Des poubelles installées sur le parking du gymnase Jean-Jacques Lapique

Lors du dernier conseil de quartier Croix-Rouge Hauts de Murigny, nous avons avec les services de Reims et de l’agglomération présenté le plan propreté mis en place par l’équipe municipale. A cette occasion, des habitants avaient déploré l’absence de poubelles sur le parking du gymnase Jean-Jacques Lapique. A la suite de cette réunion, j’avais demandé aux services d’étudier l’installation de poubelles à cet endroit.

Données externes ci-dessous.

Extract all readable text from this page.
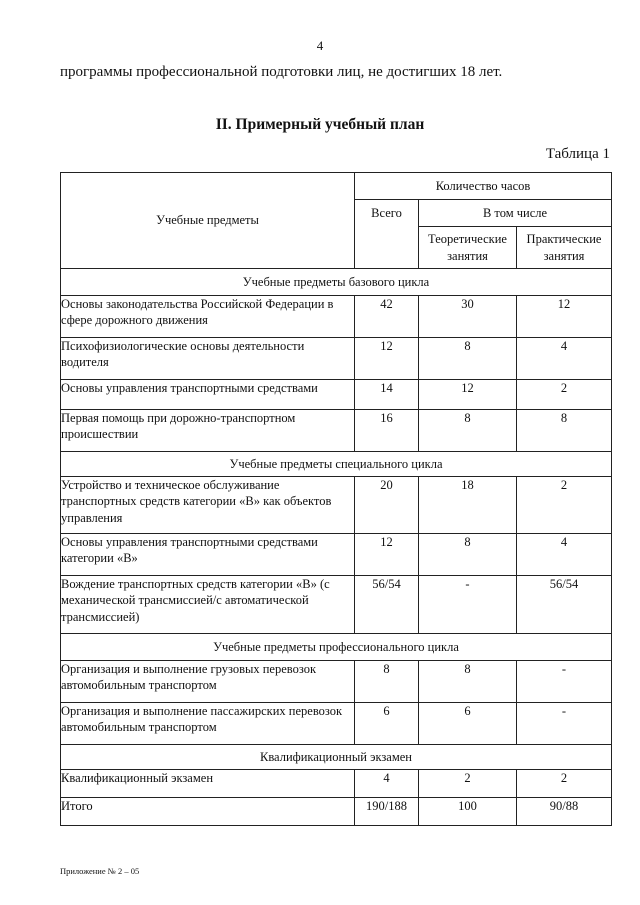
4
программы профессиональной подготовки лиц, не достигших 18 лет.
II. Примерный учебный план
Таблица 1
Учебные предметы	Количество часов		
	Всего	В том числе	
		Теоретические занятия	Практические занятия
Учебные предметы базового цикла			
Основы законодательства Российской Федерации в сфере дорожного движения	42	30	12
Психофизиологические основы деятельности водителя	12	8	4
Основы управления транспортными средствами	14	12	2
Первая помощь при дорожно-транспортном происшествии	16	8	8
Учебные предметы специального цикла			
Устройство и техническое обслуживание транспортных средств категории «В» как объектов управления	20	18	2
Основы управления транспортными средствами категории «В»	12	8	4
Вождение транспортных средств категории «В» (с механической трансмиссией/с автоматической трансмиссией)	56/54	-	56/54
Учебные предметы профессионального цикла			
Организация и выполнение грузовых перевозок автомобильным транспортом	8	8	-
Организация и выполнение пассажирских перевозок автомобильным транспортом	6	6	-
Квалификационный экзамен			
Квалификационный экзамен	4	2	2
Итого	190/188	100	90/88
Приложение № 2 – 05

Quelques semaines plus tard, trois poubelles neuves ont été installées. Au delà de la réactivité dont les services de la collectivité ont su faire preuve et que je veux souligner, cette installation est une nouvelle illustration concrète du rôle des conseils de quartier dans la vie quotidienne des habitants.

Un conseil de quartier Croix-Rouge/Hauts de Murigny intéressant

A la suite de l’assemblée générale de la mission locale de Reims, j’ai rejoins avec quelques minutes de retard la réunion du conseil de quartier Croix-Rouge/Hauts de Murigny. Elle avait lieu à la salle municipale Croix-Rouge.

Cette réunion avait pour principal objet la présentation du plan propreté et le bilan de l’action menée sur le quartier Croix du sud avec l’installation de conteneurs enterrés.

Un public nombreux était venu assister à cette réunion du conseil. Je me réjouis personnellement non seulement de leur présence mais aussi de leur participation active puisque de nombreuses questions ont pu être posées. J’ai senti pour ma part les personnes intéressées par la présentation et satisfait de l’installation des bacs enterré sur le quartier.

J’ai tenu à insister à l’occasion de la présentation du plan propreté par deux agents municipaux que ce travail était le résultat d’un choix politique porté par Mme la Maire de Reims et son équipe. Ce plan fait l’objet en effet d’un engagement important sur le plan financier de la part de la ville et de son agglomération. Nous savons qu’il correspond à une attente forte des habitants qui n’a pas été démentie lors de ce conseil. Toutefois, ce plan ne suffira pas à lui seul si il n’y a pas une prise de conscience collective que la propreté c’est l’affaire de tous !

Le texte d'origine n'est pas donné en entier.